The decapitated body of Evelyn Hernandez, 24, who was nine months pregnant, was discovered in the San Francisco Bay a few months before Peterson, but she did not touch off a firestorm of coverage. Nor did the disappearance of Ardena Carter, 23, a pregnant black graduate student who was last seen alive on her way to the library in Georgia in 2003. The remains of Carter and her unborn child turned up in the woods two months later.
The Times finds only one excuse for the lack of attention. An MSNBC spokesperson says it's because "there's an involved family that tends to be sophisticated in how to use the media."

Is being able to "use the media" as simple as crying into microphone pleading for your loved one's life, which is all I ever see when these cases are first reported? Or is there more to it than that? Is there behind the scenes manipulations we don't know about?
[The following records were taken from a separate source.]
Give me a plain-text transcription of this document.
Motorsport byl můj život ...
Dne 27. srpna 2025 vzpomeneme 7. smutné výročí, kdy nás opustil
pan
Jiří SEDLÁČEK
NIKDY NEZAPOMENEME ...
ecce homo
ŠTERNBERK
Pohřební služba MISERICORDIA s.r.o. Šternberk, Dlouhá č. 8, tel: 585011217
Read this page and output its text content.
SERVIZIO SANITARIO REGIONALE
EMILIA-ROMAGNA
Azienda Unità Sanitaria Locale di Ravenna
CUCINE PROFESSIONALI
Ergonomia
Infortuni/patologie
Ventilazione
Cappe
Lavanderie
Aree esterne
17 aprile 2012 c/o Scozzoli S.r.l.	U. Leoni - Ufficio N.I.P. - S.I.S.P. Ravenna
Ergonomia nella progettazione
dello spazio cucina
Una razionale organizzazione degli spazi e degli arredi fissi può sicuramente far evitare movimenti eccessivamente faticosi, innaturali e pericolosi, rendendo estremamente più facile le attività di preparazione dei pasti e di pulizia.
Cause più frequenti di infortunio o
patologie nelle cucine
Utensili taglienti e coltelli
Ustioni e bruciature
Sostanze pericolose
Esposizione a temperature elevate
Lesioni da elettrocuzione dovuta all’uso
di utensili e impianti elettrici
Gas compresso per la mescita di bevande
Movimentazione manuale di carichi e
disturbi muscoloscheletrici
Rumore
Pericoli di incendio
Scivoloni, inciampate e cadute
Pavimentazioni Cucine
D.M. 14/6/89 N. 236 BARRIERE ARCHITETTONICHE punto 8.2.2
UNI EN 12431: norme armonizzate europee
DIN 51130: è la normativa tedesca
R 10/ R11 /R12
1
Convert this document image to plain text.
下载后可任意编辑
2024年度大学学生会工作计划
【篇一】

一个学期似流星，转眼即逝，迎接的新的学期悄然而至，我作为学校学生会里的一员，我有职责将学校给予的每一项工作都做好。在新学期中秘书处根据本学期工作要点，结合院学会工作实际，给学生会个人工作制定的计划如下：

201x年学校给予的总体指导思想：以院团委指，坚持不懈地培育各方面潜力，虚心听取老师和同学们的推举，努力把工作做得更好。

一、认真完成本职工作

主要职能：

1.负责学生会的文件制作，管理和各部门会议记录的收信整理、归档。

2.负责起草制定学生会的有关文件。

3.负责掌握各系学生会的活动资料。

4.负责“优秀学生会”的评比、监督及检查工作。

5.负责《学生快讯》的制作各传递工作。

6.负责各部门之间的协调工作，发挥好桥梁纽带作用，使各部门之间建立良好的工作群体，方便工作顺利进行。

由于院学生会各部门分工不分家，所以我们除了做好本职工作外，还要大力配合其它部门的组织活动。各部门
Or is MSNBC full of a Novak one-liner? Sure looks that way (emphasis mine):
One media-savvy relative says her efforts to draw attention to the disappearance of her niece, 24-year-old Tamika Huston, failed to win the attention of local media outlets whose stories might be picked up by national news. The African American woman didn't come home one day in June 2004 in South Carolina. Rebka Howard, her aunt, is a Miami public relations executive, but her media contacts and family news conferences failed to generate the kind of immediate attention they had hoped for.
Stories such as this remind me of all the snide smiles and rolling eyes come Republican National Convention time. That when Peter, Tom, Dan, Katie, Matt, Paula, Wolf, Lou, Diane, Larry, Barbara and their ilk point out the lack of black faces in the crowd. Thanks goodness someone has to do the weather or they'd have no color either.